Mittwoch, der 11. März 2015

An diesem Tag werden Warnstreiks in Berlin, Schleswig-Holstein, Hessen, Brandenburg, Sachsen, Mecklenburg-Vorpommern, Thüringen und in weiteren östlichen Ländern stattfinden. Besonders in den östlichen Bundesländern soll es dabei zu größerem Ausfall von Unterrichtsstunden kommen, da viele Lehrer in angestellter Position sind.

Resümee:

Aktuell (Stand 13:49 Uhr): In Berlin haben etwa 17.000 Beschäftigte im öffentlichen Dienst an den Warnstreiks teilgenommen, wie die Gewerkschaft ver.di mitteilte. Darunter waren nicht nur Erzieher und Lehrer, sondern auch Polizeibeamte, Beschäftigte in der Verwaltung und auch Feuerwehrleute. Diese wollten mit ihrer Präsenz vor allem den Druck auf die Arbeitgeber erhöhen.

Mit Trommeln und Pfeifen sowie mit Plakaten machten die Streikteilnehmer auf sich aufmerksam. Durch die doch recht umfangreiche Teilnahme konnten die Erwartungen bei ver.di sogar übertroffen werden. Erwartet wurden 10.000 Beschäftigte. Unerwartet viele Beamte hatten sich an diesem Tag ebenso freigenommen und seien zu den Warnstreiks gekommen.

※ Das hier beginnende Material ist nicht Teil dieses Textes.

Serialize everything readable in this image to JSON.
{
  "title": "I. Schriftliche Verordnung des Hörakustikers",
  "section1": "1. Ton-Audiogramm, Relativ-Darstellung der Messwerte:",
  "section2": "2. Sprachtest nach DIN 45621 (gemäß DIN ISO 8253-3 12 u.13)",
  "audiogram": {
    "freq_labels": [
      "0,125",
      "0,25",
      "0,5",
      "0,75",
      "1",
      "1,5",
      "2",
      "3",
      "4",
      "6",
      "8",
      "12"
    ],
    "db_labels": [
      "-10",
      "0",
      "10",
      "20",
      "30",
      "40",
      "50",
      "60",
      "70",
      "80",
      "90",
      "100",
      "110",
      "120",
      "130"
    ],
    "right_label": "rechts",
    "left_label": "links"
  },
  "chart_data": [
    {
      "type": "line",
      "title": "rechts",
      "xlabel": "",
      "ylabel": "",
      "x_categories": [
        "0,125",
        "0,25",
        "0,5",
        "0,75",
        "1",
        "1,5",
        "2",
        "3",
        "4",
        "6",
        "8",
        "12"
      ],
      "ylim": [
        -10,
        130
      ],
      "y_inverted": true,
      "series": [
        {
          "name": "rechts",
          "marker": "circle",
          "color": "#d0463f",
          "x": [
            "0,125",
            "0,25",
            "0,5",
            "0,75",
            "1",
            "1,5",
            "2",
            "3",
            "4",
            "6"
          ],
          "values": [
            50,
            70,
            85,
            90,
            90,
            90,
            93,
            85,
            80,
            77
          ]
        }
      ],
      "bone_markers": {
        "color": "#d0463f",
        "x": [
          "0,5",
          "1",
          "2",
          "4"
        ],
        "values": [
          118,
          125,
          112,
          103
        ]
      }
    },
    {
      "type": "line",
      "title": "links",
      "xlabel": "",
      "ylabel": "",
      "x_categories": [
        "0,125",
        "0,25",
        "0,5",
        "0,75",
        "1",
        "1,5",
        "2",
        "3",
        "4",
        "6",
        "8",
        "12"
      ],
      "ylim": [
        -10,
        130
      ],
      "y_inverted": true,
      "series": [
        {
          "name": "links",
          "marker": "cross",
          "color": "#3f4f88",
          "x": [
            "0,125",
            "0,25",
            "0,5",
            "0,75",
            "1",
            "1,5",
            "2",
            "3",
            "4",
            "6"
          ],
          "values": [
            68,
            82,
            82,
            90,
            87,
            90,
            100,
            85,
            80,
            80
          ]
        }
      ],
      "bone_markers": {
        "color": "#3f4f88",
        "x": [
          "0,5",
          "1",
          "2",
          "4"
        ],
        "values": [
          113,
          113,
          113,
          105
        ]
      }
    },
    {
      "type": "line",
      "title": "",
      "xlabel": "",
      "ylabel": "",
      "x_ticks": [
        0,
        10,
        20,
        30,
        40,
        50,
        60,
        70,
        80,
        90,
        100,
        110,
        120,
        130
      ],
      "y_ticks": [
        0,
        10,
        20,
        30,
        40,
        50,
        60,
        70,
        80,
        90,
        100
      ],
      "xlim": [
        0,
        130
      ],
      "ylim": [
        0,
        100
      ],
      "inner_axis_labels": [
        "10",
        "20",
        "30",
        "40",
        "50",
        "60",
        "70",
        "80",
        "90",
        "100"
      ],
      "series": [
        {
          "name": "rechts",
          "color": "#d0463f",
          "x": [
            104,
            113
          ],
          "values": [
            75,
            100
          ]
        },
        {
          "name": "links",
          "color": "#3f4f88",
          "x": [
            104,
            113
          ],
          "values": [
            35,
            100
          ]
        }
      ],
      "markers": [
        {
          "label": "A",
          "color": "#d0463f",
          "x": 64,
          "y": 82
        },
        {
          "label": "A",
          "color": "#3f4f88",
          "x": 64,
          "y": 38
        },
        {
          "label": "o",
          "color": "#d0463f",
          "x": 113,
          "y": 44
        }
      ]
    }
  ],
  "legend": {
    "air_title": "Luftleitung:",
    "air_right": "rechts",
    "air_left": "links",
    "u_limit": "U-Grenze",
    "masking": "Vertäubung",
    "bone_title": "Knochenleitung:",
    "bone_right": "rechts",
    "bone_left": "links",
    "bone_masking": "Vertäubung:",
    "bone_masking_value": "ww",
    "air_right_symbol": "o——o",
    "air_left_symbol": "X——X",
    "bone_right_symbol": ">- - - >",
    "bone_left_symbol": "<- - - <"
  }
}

Auf Gewerkschaftsseite ist man darüber hoch erfreut.

In Sachsen wurden 75 bis 80 Prozent der Schulen von etwa 17.000 Beschäftigten bestreikt. Darunter waren allein etwa 15.000 angestellte Lehrer.

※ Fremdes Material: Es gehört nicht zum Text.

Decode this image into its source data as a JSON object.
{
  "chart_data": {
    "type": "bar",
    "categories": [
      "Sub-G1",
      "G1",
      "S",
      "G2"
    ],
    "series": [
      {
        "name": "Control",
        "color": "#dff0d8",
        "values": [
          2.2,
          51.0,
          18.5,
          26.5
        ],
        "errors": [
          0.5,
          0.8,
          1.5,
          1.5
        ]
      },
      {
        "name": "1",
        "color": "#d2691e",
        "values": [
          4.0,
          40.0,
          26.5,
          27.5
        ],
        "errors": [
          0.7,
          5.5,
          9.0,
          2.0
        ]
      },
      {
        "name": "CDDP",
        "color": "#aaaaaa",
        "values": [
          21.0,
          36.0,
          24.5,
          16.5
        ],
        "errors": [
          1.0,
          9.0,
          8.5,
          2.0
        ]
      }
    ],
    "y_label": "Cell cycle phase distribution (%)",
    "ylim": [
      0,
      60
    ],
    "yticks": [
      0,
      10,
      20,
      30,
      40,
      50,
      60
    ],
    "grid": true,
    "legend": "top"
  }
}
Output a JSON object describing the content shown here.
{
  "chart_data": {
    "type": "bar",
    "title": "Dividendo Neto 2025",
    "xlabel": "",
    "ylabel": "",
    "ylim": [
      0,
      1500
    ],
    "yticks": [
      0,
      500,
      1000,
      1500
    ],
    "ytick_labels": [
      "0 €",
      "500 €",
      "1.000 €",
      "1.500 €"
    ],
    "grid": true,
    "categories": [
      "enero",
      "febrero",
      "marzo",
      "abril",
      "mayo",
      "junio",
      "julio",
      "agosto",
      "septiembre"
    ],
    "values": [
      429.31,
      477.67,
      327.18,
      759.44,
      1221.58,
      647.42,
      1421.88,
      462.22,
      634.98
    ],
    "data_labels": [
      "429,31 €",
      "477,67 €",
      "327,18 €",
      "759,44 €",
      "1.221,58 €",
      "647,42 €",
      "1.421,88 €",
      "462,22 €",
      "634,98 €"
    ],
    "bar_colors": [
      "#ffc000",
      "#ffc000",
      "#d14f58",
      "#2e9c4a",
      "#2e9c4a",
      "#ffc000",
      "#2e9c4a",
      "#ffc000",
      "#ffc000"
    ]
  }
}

In Sachsen-Anhalt trafen sich etwa 10.000 Beschäftigte zu Kundgebungen, in Schleswig-Holstein 3.000, in Mecklenburg-Vorpommern 8.000 und in Thüringen rund 1.000 Mitarbeiter.

An vielen Schulen fiel der Unterricht aus. Zulassungsstellen für Fahrzeuge blieben geschlossen und in den Behörden wurde auf Sparflamme gearbeitet. Somit kam es zu längeren Wartezeiten.

Von den Streiks nicht betroffen, waren U-Bahnen, Busse und die Müllabfuhr.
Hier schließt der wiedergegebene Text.